As mentioned, an ideal outcome is having the benefits outweighing the costs, but a break-even scenario can also be a “no brainer” to move forward. However, should the outcome of the analysis be less straightforward, at least all elements were considered and the eventual decision can be justified through the results of the process as well as supported by the data and other information presented, debated, and used to decide. Opportunity costs are also a very real consideration — what is the “cost” of the status quo? Can the organization afford to not invest in new or advanced equipment or technology?

These and other questions often initiate the process, and lead to a real and meaningful analysis. In the EP specialty in particular, where costs are ever on the rise and continual industry changes create a rippling impact, even beyond the changes and challenges resulting from the Covid-19 pandemic, a CBA can lead to a fundamental understanding of program needs vs wants as well as the costs vs benefits — a valuable exercise for any program seeking to make the most effective use of limited funds in an ever-shrinking budgetary environment. 

Key Points to Remember

  • A CBA is a straightforward tool that measures the benefits of a decision minus the costs associated, which ultimately aides in decision-making.
  • All anticipated costs and benefits must be considered to create an accurate and realistic view of the clinical, operational, and financial aspects.
  • A CBA involves measurable financial metrics but can also include intangible benefits and costs, such as customer satisfaction.

Cost-Cutting Strategies: One Small Example With Big Impact

According to Corazon’s alliance partner MedCom Solutions, a Customized Charge Cycle firm whose work in cardiac programs helps to reduce denials, enhance revenue, and sustain results, sometimes small changes can result in big impact to the bottom line:

When looking to cut costs and identify EP lab efficiencies, evaluating the supply cost will grant the most direct success opportunity. Catheter costs can vary widely, and even though all are manufactured and approved for the same use, physician preference weighs heavily on the selection of catheters.

While physician preference can inflate costs, especially if the physician isn’t involved at the financial level of program operations (eg, the physician might not understand the difference in price for one supply vs another), there is a significant opportunity for change. Standardizing the supply ordering will optimize cost if the most price-effective catheters for these procedures are chosen. However, gaining physician buy-in is critical in making the switch. But how?

The following are 3 key ways to empower docs to become involved in this important process:

1) Trial participation. Include physicians in a blinded product trial so they have first-hand proof of the product’s performance, regardless of cost.

2) Data sharing. Once the products have proven themselves, illustrate the different case costs and associated margins.

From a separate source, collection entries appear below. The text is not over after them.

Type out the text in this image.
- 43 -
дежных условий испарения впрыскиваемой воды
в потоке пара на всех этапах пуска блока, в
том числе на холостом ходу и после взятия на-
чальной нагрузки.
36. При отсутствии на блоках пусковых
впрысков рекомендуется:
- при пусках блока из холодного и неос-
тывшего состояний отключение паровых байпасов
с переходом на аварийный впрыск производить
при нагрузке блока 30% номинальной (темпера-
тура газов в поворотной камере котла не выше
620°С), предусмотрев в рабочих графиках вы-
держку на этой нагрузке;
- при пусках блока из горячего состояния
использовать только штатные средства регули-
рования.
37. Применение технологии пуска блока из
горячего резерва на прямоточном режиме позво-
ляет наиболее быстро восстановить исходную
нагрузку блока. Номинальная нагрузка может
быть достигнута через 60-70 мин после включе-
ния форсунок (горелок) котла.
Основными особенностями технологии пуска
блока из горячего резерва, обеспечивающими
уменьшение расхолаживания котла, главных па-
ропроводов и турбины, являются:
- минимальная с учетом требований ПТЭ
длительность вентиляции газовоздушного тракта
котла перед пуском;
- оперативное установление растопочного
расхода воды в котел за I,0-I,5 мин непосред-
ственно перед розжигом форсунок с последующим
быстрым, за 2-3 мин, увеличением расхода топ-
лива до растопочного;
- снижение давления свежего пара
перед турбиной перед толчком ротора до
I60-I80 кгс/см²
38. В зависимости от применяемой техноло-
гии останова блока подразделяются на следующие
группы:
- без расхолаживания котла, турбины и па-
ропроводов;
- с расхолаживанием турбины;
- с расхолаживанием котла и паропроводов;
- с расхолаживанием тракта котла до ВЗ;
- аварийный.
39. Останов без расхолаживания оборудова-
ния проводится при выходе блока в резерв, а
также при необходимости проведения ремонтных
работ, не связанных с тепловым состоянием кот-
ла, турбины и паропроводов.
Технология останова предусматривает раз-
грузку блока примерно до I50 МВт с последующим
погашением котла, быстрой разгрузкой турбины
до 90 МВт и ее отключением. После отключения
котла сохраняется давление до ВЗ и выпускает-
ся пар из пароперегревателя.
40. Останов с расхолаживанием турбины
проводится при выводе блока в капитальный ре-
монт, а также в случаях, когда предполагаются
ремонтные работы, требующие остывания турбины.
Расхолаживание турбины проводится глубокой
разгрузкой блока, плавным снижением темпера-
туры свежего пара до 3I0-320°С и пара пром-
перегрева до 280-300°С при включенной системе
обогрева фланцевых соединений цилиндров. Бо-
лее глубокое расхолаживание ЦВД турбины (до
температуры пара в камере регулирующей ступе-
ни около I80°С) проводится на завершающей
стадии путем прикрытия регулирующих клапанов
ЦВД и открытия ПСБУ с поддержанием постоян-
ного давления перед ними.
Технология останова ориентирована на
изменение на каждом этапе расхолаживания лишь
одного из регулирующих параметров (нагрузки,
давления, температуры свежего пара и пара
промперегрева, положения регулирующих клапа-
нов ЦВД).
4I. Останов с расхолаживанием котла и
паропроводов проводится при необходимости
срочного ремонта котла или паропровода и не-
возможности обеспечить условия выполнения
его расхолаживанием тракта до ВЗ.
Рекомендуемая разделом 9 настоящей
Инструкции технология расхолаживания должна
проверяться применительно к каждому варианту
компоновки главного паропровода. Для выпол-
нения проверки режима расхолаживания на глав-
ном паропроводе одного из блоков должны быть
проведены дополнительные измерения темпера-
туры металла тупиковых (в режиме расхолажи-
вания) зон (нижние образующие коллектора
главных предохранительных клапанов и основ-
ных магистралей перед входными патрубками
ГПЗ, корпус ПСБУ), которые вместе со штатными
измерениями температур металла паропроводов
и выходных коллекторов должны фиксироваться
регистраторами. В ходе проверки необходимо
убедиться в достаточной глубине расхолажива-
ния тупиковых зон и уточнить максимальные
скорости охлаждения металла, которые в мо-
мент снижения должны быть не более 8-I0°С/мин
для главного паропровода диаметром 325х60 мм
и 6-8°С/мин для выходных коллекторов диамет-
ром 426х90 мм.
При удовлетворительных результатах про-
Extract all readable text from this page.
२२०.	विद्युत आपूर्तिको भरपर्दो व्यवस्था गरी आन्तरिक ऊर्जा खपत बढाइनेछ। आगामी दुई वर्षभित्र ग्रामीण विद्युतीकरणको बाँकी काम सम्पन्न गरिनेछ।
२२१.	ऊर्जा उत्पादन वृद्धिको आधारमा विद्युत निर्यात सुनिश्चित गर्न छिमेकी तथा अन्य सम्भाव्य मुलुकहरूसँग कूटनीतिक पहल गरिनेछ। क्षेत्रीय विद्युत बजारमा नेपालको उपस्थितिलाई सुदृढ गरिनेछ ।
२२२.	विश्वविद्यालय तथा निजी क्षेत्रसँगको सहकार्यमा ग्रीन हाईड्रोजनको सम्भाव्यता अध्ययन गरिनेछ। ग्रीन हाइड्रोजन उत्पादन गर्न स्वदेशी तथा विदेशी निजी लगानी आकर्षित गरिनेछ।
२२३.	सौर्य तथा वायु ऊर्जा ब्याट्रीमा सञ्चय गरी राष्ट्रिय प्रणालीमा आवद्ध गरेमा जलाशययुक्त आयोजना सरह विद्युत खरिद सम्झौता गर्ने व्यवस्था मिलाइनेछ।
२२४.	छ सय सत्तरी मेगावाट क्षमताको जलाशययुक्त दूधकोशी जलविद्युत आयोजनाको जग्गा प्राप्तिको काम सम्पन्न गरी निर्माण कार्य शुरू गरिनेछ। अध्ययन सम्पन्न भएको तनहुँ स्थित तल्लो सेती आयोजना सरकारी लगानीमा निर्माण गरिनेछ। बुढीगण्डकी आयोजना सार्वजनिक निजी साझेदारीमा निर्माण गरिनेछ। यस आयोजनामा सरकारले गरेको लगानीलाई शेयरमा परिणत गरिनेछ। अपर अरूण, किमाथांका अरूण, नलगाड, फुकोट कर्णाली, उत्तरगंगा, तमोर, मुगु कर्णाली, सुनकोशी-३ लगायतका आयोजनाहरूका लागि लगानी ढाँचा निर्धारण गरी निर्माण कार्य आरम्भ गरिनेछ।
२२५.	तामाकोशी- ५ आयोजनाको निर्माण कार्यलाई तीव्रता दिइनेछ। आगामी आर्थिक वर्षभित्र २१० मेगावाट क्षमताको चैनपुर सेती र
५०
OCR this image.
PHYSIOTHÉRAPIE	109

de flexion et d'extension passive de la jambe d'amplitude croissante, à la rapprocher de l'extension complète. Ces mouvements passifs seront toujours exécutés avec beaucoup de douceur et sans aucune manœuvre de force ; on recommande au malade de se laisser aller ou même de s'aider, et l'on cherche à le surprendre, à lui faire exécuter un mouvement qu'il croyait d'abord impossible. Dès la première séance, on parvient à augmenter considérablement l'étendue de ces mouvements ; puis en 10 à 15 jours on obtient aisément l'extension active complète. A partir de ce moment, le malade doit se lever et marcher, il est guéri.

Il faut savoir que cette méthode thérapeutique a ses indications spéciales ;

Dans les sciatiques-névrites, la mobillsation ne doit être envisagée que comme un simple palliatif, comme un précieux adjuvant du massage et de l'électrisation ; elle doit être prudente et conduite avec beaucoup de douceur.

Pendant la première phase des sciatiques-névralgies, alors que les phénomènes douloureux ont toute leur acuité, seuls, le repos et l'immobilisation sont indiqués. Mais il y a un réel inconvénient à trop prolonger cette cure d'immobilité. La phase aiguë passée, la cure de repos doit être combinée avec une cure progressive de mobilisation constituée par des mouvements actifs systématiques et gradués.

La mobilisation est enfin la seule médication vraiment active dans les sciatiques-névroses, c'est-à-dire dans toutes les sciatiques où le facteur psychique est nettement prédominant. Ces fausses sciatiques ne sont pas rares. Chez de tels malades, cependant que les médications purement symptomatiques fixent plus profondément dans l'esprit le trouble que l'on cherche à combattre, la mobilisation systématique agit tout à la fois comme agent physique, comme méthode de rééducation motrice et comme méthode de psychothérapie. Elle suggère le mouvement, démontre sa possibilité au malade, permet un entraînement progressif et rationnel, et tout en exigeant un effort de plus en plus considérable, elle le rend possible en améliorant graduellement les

3) Outcomes reporting. Provide the necessary information and guide the physicians to inquire about what is in it for them. Once the quality and cost education are complete, physicians can be offered incentives based on improved bottom line performance. The clinical quality and procedure results can also confirm that a less expensive supply item can still perform at or better than the level of another more expensive one.

Standardizing and reducing the number of catheters will also reduce the administrative cost associated with maintaining accurate data. With fewer supplies to sustain and select, there will be decreased soft costs related to setting up proper charging for these procedures.

References
  1. Thording L. Advancements in electrophysiology continue but with few solutions to reduce costs. Take-aways from the 2019 Heart Rhythm Society’s 40th annual scientific sessions. Published May 19, 2019. Accessed January 21, 2021. https://bit.ly/3iJP2N5
  2. Cost-benefit analysis. Deciding, quantitatively, whether to go ahead. Mind Tools. Accessed January 21, 2020. https://bit.ly/3qKnWYS
  3. Vaidya VR, Sugure A, Asirvatham SJ. Innovations in clinical cardiac electrophysiology: challenges and upcoming solutions in 2018 and beyond. J Innov Card Rhythm Manag. 2017;8(12): 2943-2955.